Lead paint in aging and poorly maintained homes remains one of the largest sources of lead poisoning, and the growth of seller-financed housing contracts may be exacerbating the problem, The New York Times reports.

Investment companies have purchased thousands of foreclosed homes across the country and offered high-interest financing or rent-to-own deals to low-income buyers. But some of the investors have not made renovations or removed lead paint in the properties — and they're passing the problems on to buyers who can't afford to fix them, the Times article notes.

Every year, about 535,000 children nationwide test positive for lead in their blood, which can cause developmental delays and brain damage.
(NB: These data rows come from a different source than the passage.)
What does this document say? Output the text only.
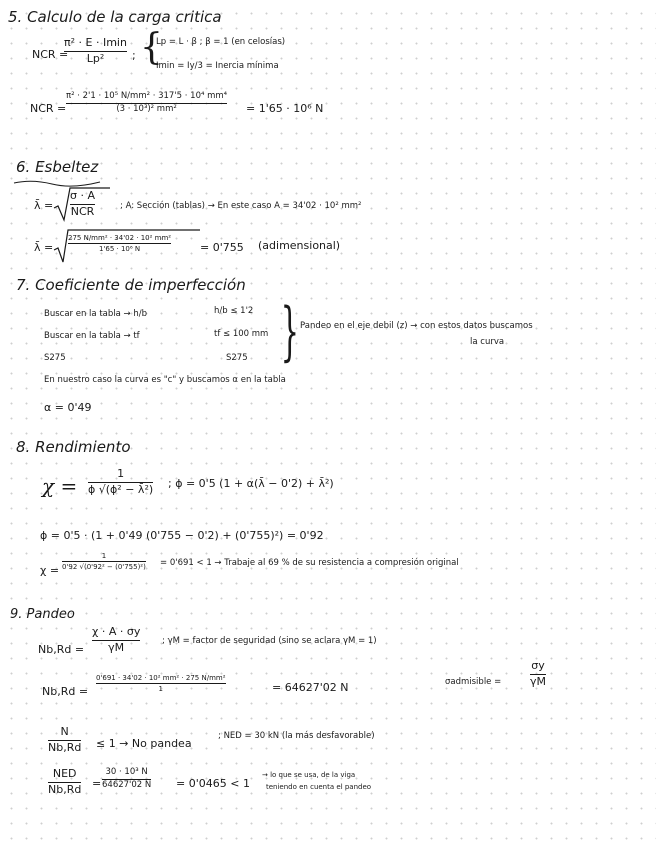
5. Calculo de la carga critica
NCR =
π² · E · Imin
Lp²	; {
Lp = L · β ; β = 1 (en celosías)
Imin = Iy/3 = Inercia mínima
NCR =
π² · 2'1 · 10⁵ N/mm² · 317'5 · 10⁴ mm⁴
(3 · 10³)² mm²	= 1'65 · 10⁶ N
6. Esbeltez
λ̄ =
σ · A
NCR	; A: Sección (tablas) → En este caso A = 34'02 · 10² mm²
λ̄ =
275 N/mm² · 34'02 · 10² mm²
1'65 · 10⁶ N	= 0'755 (adimensional)
7. Coeficiente de imperfección
Buscar en la tabla → h/b	h/b ≤ 1'2
Buscar en la tabla → tf	tf ≤ 100 mm
S275	S275 { Pandeo en el eje debil (z) → con estos datos buscamos
la curva
En nuestro caso la curva es "c" y buscamos α en la tabla
α = 0'49
8. Rendimiento
χ =
1
ϕ √(ϕ² − λ̄²) ; ϕ = 0'5 (1 + α(λ̄ − 0'2) + λ̄²)
ϕ = 0'5 · (1 + 0'49 (0'755 − 0'2) + (0'755)²) = 0'92
χ =
1
0'92 √(0'92² − (0'755)²) = 0'691 < 1 → Trabaje al 69 % de su resistencia a compresión original
9. Pandeo
Nb,Rd =
χ · A · σy
γM	; γM = factor de seguridad (sino se aclara γM = 1)
Nb,Rd =
0'691 · 34'02 · 10² mm² · 275 N/mm²
1	= 64627'02 N	σadmisible =
σy
γM
N
Nb,Rd ≤ 1 → No pandea
; NED = 30 kN (la más desfavorable)
NED
Nb,Rd =
30 · 10³ N
64627'02 N = 0'0465 < 1
→ lo que se usa, de la viga
teniendo en cuenta el pandeo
Health officials are increasingly connecting cases of lead poisoning to homes that are sold through seller financing.

"Unfortunately, they have this contract which removes the actual owner of the home from the liabilities of fixing the home and requires these people who have no money to fix their own home," Jennifer Lowry, chief of toxicology in the pediatrics unit of Children's Mercy Hospital in Kansas City, told The New York Times. Lowry says she's seen a rise in patients with lead poisoning in Missouri and Kansas, where seller-financed home sales are growing more common.
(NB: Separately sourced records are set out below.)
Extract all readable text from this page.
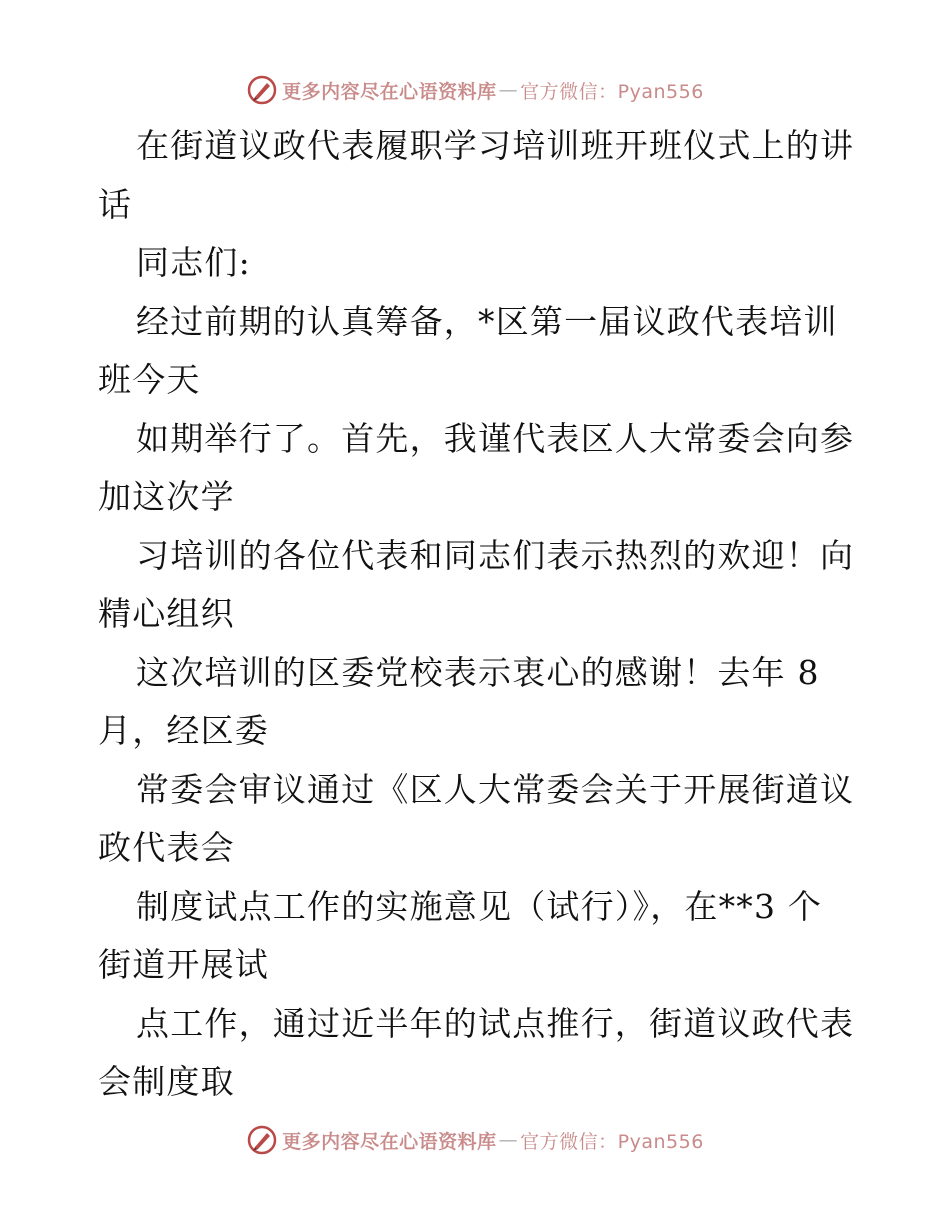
更多内容尽在心语资料库 — 官方微信：Pyan556
在街道议政代表履职学习培训班开班仪式上的讲
话
同志们:
经过前期的认真筹备，*区第一届议政代表培训
班今天
如期举行了。首先，我谨代表区人大常委会向参
加这次学
习培训的各位代表和同志们表示热烈的欢迎！向
精心组织
这次培训的区委党校表示衷心的感谢！去年 8
月，经区委
常委会审议通过《区人大常委会关于开展街道议
政代表会
制度试点工作的实施意见（试行）》，在**3 个
街道开展试
点工作，通过近半年的试点推行，街道议政代表
会制度取
更多内容尽在心语资料库 — 官方微信：Pyan556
Since people who buy or rent under seller-financing deals do not technically own their house, they usually are ineligible for state or local grants that help offset the costs of removing lead paint. Most municipalities require landlords to keep their properties in habitable condition, so legal experts argue that seller-financed contracts violate that requirement if the seller does not remove lead paint.

The Consumer Financial Protection Bureau says it is investigating the issue. State regulators in Wisconsin, New Mexico, and New York have launched investigations into whether some investment companies have taken advantage of consumers who agree to seller-financing contracts. Minnesota and Missouri officials have issued consumer alerts.